I've made peace with the past, but still if there's an incident that reminds me it's not impossible that I'll think back. What's more now that people who have in the past are betting their lives against the disease they suffer. It's not worth it for me to hate him.
**********
Three days in the hospital, finally today can go home. At the children's home, Mother-in-law and Jo and Riska had prepared a surprise to welcome my baby twins. Reyhan Azzam Sanjaya and Reina Azzura Sanjaya are the names of the baby twins that Mas Irman gave, this name has been prepared in advance precisely when I was four months pregnant.
At last at home, all the families were standing by the door to welcome us. Faces were beaming on their lips, while their children immediately ran up to me.
"Umma, where's the twin grandpa?"the first words that children say.
I tried to hug them, because the stomach of the former Operation still hurts. After hugging them, I answered their questions.
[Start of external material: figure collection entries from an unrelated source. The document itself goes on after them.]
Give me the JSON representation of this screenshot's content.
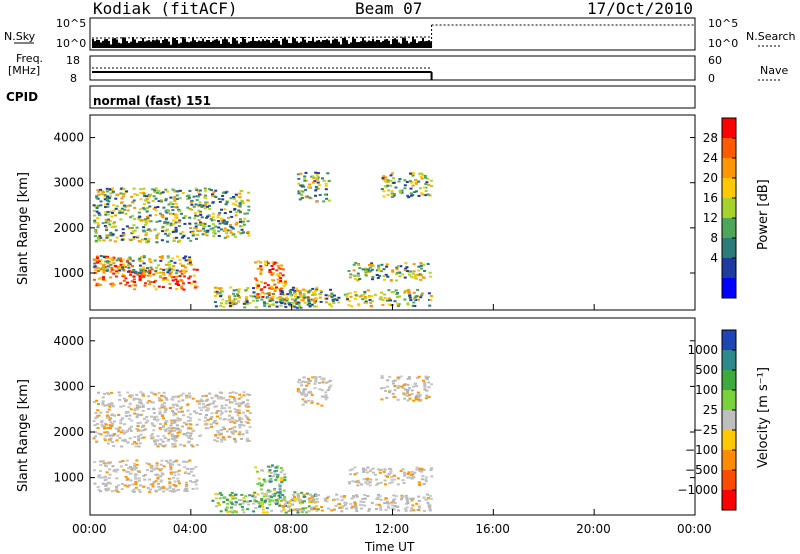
{
  "header": {
    "station": "Kodiak (fitACF)",
    "beam": "Beam 07",
    "date": "17/Oct/2010"
  },
  "top_panels": {
    "nsky_label": "N.Sky",
    "nsky_ticks": [
      "10^5",
      "10^0"
    ],
    "nsearch_label": "N.Search",
    "nsearch_ticks": [
      "10^5",
      "10^0"
    ],
    "freq_label_line1": "Freq.",
    "freq_label_line2": "[MHz]",
    "freq_ticks": [
      "18",
      "8"
    ],
    "nave_label": "Nave",
    "nave_ticks": [
      "60",
      "0"
    ],
    "cpid_label": "CPID",
    "cpid_value": "normal (fast) 151"
  },
  "chart_data": [
    {
      "type": "heatmap",
      "name": "power",
      "ylabel": "Slant Range [km]",
      "yticks": [
        "4000",
        "3000",
        "2000",
        "1000"
      ],
      "ylim": [
        180,
        4500
      ],
      "xlim_hours": [
        0,
        24
      ],
      "data_end_hour": 13.55,
      "colorbar": {
        "label": "Power [dB]",
        "ticks": [
          "28",
          "24",
          "20",
          "16",
          "12",
          "8",
          "4"
        ],
        "colors": [
          "#ff0000",
          "#ff5a00",
          "#ff9600",
          "#ffc800",
          "#a6d22a",
          "#4ea65a",
          "#2c7a7a",
          "#1e3ca0",
          "#0000ff"
        ]
      },
      "echo_regions": [
        {
          "x": [
            0.1,
            1.7
          ],
          "y": [
            700,
            1400
          ],
          "level": "high"
        },
        {
          "x": [
            1.7,
            4.2
          ],
          "y": [
            650,
            1100
          ],
          "level": "high"
        },
        {
          "x": [
            0.1,
            4.0
          ],
          "y": [
            1000,
            1400
          ],
          "level": "mid"
        },
        {
          "x": [
            0.1,
            4.2
          ],
          "y": [
            1700,
            2900
          ],
          "level": "mid"
        },
        {
          "x": [
            4.2,
            6.3
          ],
          "y": [
            1800,
            2900
          ],
          "level": "mid"
        },
        {
          "x": [
            4.8,
            9.0
          ],
          "y": [
            250,
            700
          ],
          "level": "mid"
        },
        {
          "x": [
            6.5,
            7.7
          ],
          "y": [
            400,
            1300
          ],
          "level": "high"
        },
        {
          "x": [
            7.5,
            13.5
          ],
          "y": [
            280,
            650
          ],
          "level": "mid"
        },
        {
          "x": [
            8.2,
            9.5
          ],
          "y": [
            2600,
            3250
          ],
          "level": "mid"
        },
        {
          "x": [
            10.2,
            13.5
          ],
          "y": [
            850,
            1250
          ],
          "level": "mid"
        },
        {
          "x": [
            11.5,
            13.5
          ],
          "y": [
            2700,
            3250
          ],
          "level": "mid"
        }
      ]
    },
    {
      "type": "heatmap",
      "name": "velocity",
      "ylabel": "Slant Range [km]",
      "yticks": [
        "4000",
        "3000",
        "2000",
        "1000"
      ],
      "ylim": [
        180,
        4500
      ],
      "xlim_hours": [
        0,
        24
      ],
      "data_end_hour": 13.55,
      "colorbar": {
        "label": "Velocity [m s⁻¹]",
        "ticks": [
          "1000",
          "500",
          "100",
          "25",
          "−25",
          "−100",
          "−500",
          "−1000"
        ],
        "colors": [
          "#1e46b4",
          "#2e8a8a",
          "#3caa3c",
          "#78d23c",
          "#bebebe",
          "#ffc800",
          "#ff8c00",
          "#ff4b00",
          "#ff0000"
        ]
      },
      "echo_regions": [
        {
          "x": [
            0.1,
            4.2
          ],
          "y": [
            700,
            1400
          ],
          "level": "gray"
        },
        {
          "x": [
            0.1,
            4.2
          ],
          "y": [
            1700,
            2900
          ],
          "level": "gray"
        },
        {
          "x": [
            4.2,
            6.3
          ],
          "y": [
            1800,
            2900
          ],
          "level": "gray"
        },
        {
          "x": [
            4.8,
            9.0
          ],
          "y": [
            250,
            700
          ],
          "level": "green"
        },
        {
          "x": [
            6.5,
            7.7
          ],
          "y": [
            400,
            1300
          ],
          "level": "green"
        },
        {
          "x": [
            7.5,
            13.5
          ],
          "y": [
            280,
            650
          ],
          "level": "gray"
        },
        {
          "x": [
            8.2,
            9.5
          ],
          "y": [
            2600,
            3250
          ],
          "level": "gray"
        },
        {
          "x": [
            10.2,
            13.5
          ],
          "y": [
            850,
            1250
          ],
          "level": "gray"
        },
        {
          "x": [
            11.5,
            13.5
          ],
          "y": [
            2700,
            3250
          ],
          "level": "gray"
        }
      ]
    }
  ],
  "xaxis": {
    "ticks": [
      "00:00",
      "04:00",
      "08:00",
      "12:00",
      "16:00",
      "20:00",
      "00:00"
    ],
    "label": "Time UT"
  }
}
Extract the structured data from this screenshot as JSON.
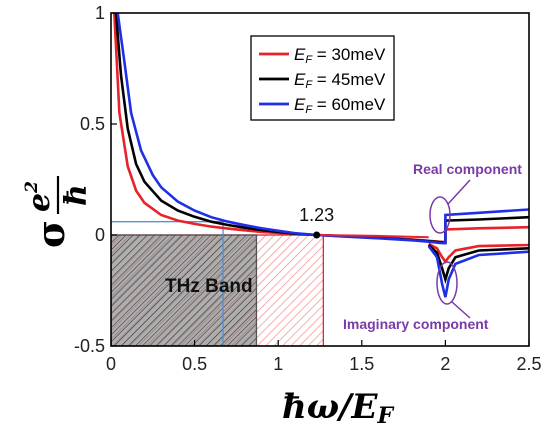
{
  "chart_data": {
    "type": "line",
    "xlabel": "ħω/E",
    "xlabel_sub": "F",
    "ylabel": {
      "symbol": "σ",
      "numerator": "e",
      "numerator_exp": "2",
      "denominator": "ħ"
    },
    "xlim": [
      0,
      2.5
    ],
    "ylim": [
      -0.5,
      1
    ],
    "xticks": [
      {
        "value": 0,
        "label": "0"
      },
      {
        "value": 0.5,
        "label": "0.5"
      },
      {
        "value": 1,
        "label": "1"
      },
      {
        "value": 1.5,
        "label": "1.5"
      },
      {
        "value": 2,
        "label": "2"
      },
      {
        "value": 2.5,
        "label": "2.5"
      }
    ],
    "yticks": [
      {
        "value": -0.5,
        "label": "-0.5"
      },
      {
        "value": 0,
        "label": "0"
      },
      {
        "value": 0.5,
        "label": "0.5"
      },
      {
        "value": 1,
        "label": "1"
      }
    ],
    "grid": false,
    "legend_position": "top-right",
    "series": [
      {
        "name": "E = 30meV",
        "name_main": "E",
        "name_sub": "F",
        "name_rest": " = 30meV",
        "color": "#e8222a",
        "real": [
          [
            0.02,
            1.0
          ],
          [
            0.05,
            0.55
          ],
          [
            0.1,
            0.31
          ],
          [
            0.15,
            0.2
          ],
          [
            0.2,
            0.145
          ],
          [
            0.3,
            0.09
          ],
          [
            0.4,
            0.065
          ],
          [
            0.5,
            0.05
          ],
          [
            0.6,
            0.038
          ],
          [
            0.7,
            0.029
          ],
          [
            0.8,
            0.021
          ],
          [
            0.9,
            0.014
          ],
          [
            1.0,
            0.009
          ],
          [
            1.1,
            0.004
          ],
          [
            1.23,
            0
          ],
          [
            1.4,
            -0.005
          ],
          [
            1.6,
            -0.012
          ],
          [
            1.8,
            -0.02
          ],
          [
            1.9,
            -0.026
          ],
          [
            1.96,
            -0.03
          ],
          [
            1.99,
            -0.031
          ]
        ],
        "real_step": [
          [
            2.0,
            0.025
          ],
          [
            2.2,
            0.03
          ],
          [
            2.5,
            0.035
          ]
        ],
        "imag": [
          [
            1.9,
            -0.04
          ],
          [
            1.95,
            -0.06
          ],
          [
            1.98,
            -0.1
          ],
          [
            2.0,
            -0.12
          ],
          [
            2.02,
            -0.1
          ],
          [
            2.06,
            -0.07
          ],
          [
            2.2,
            -0.05
          ],
          [
            2.5,
            -0.045
          ]
        ]
      },
      {
        "name": "E = 45meV",
        "name_main": "E",
        "name_sub": "F",
        "name_rest": " = 45meV",
        "color": "#000000",
        "real": [
          [
            0.03,
            1.0
          ],
          [
            0.06,
            0.72
          ],
          [
            0.1,
            0.48
          ],
          [
            0.15,
            0.32
          ],
          [
            0.2,
            0.24
          ],
          [
            0.3,
            0.155
          ],
          [
            0.4,
            0.11
          ],
          [
            0.5,
            0.082
          ],
          [
            0.6,
            0.06
          ],
          [
            0.7,
            0.045
          ],
          [
            0.8,
            0.033
          ],
          [
            0.9,
            0.022
          ],
          [
            1.0,
            0.014
          ],
          [
            1.1,
            0.006
          ],
          [
            1.23,
            0
          ],
          [
            1.4,
            -0.006
          ],
          [
            1.6,
            -0.013
          ],
          [
            1.8,
            -0.022
          ],
          [
            1.9,
            -0.028
          ],
          [
            1.96,
            -0.032
          ],
          [
            1.99,
            -0.034
          ]
        ],
        "real_step": [
          [
            2.0,
            0.065
          ],
          [
            2.2,
            0.07
          ],
          [
            2.5,
            0.08
          ]
        ],
        "imag": [
          [
            1.9,
            -0.045
          ],
          [
            1.95,
            -0.08
          ],
          [
            1.98,
            -0.15
          ],
          [
            2.0,
            -0.2
          ],
          [
            2.02,
            -0.15
          ],
          [
            2.06,
            -0.1
          ],
          [
            2.2,
            -0.07
          ],
          [
            2.5,
            -0.06
          ]
        ]
      },
      {
        "name": "E = 60meV",
        "name_main": "E",
        "name_sub": "F",
        "name_rest": " = 60meV",
        "color": "#1f2fe8",
        "real": [
          [
            0.04,
            1.0
          ],
          [
            0.08,
            0.78
          ],
          [
            0.12,
            0.55
          ],
          [
            0.18,
            0.38
          ],
          [
            0.25,
            0.27
          ],
          [
            0.3,
            0.215
          ],
          [
            0.4,
            0.15
          ],
          [
            0.5,
            0.11
          ],
          [
            0.6,
            0.08
          ],
          [
            0.7,
            0.06
          ],
          [
            0.8,
            0.044
          ],
          [
            0.9,
            0.03
          ],
          [
            1.0,
            0.019
          ],
          [
            1.1,
            0.008
          ],
          [
            1.23,
            0
          ],
          [
            1.4,
            -0.007
          ],
          [
            1.6,
            -0.015
          ],
          [
            1.8,
            -0.024
          ],
          [
            1.9,
            -0.03
          ],
          [
            1.96,
            -0.035
          ],
          [
            1.99,
            -0.037
          ]
        ],
        "real_step": [
          [
            2.0,
            0.09
          ],
          [
            2.2,
            0.1
          ],
          [
            2.5,
            0.115
          ]
        ],
        "imag": [
          [
            1.9,
            -0.05
          ],
          [
            1.95,
            -0.1
          ],
          [
            1.98,
            -0.22
          ],
          [
            2.0,
            -0.28
          ],
          [
            2.02,
            -0.2
          ],
          [
            2.06,
            -0.13
          ],
          [
            2.2,
            -0.09
          ],
          [
            2.5,
            -0.075
          ]
        ]
      }
    ],
    "highlight_point": {
      "x": 1.23,
      "y": 0,
      "label": "1.23"
    },
    "thz_band_label": "THz Band",
    "regions": [
      {
        "name": "blue-band",
        "x": [
          0,
          0.67
        ],
        "y": [
          -0.5,
          0.06
        ],
        "color": "#4a90d9"
      },
      {
        "name": "gray-band",
        "x": [
          0,
          0.87
        ],
        "y": [
          -0.5,
          0
        ],
        "color": "#555555"
      },
      {
        "name": "red-band",
        "x": [
          0,
          1.27
        ],
        "y": [
          -0.5,
          0
        ],
        "color": "#e8222a"
      }
    ],
    "annotations": [
      {
        "text": "Real component",
        "at": [
          2.0,
          0.08
        ]
      },
      {
        "text": "Imaginary component",
        "at": [
          2.0,
          -0.2
        ]
      }
    ],
    "accent_color": "#7a3aa8"
  }
}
" Can't wait for the twin? " many
"He's Umma,"
Baby twins are still in the car carried by baby sitters while to keep and care for baby twins until I recover from post-operative secar.
"Help dong dedek twins, still in the car" I said and immediately they opened the car door. While I was on the papah Mas Irman walked towards the people who had already welcomed our arrival.
"My dear friend, congratulations on the birth of her baby twins" said Mother-in-law and hugged me.
"Thank you Ma'am,"
"Sister. uh means that Jo is happy. Finally this time really the husband who accompanied, not Jo anymore (Jo suddenly crying) continued to happy tea, Jo's happiness was constant. It's enough to suffer now it's time to be happy" and Jo hugs me and cries.
I was powerless, too, crying feeling overwhelmed. As much as Jo's affection for me, I don't think there is a sister as great, as cute and as considerate as Jo in this world.
"Thank you Jo for everything, you see for yourself, aren't you happy? stay you Jo, still will not be calm if you have not pursued your happiness. If you say that teteh is your happiness, then you are also your happiness. If you are happy, you will be sad if you are sad."
I grabbed Jo and Riska's hands and put them together. "Immediately cancel your status, if you can get married today too" my chirps made everyone shocked including Jo and Riska.
The atmosphere of haru even changed with laughter "Teteh if you talk at will, play marry Jo only. Ask first and ask her sister-in-law what would she want? if Jo mah wants, today too" said Jo with a cry.
"That's it, you're Jo" said Irman
"Udah ah really discuss Jo anyway, this feeling is the day of baby twins. Let's set a time to discuss this ok"
What Jo said was true, we almost forgot the baby twins. Now the baby twins are in their room with Teteh and her Aa.
Seeing a scene like this makes the heart happy, Umma hope you have to love each other and protect each other. Like the presence of baby Rey, Baby Rein has a positive impact on everything, not just for me, Mas Irman.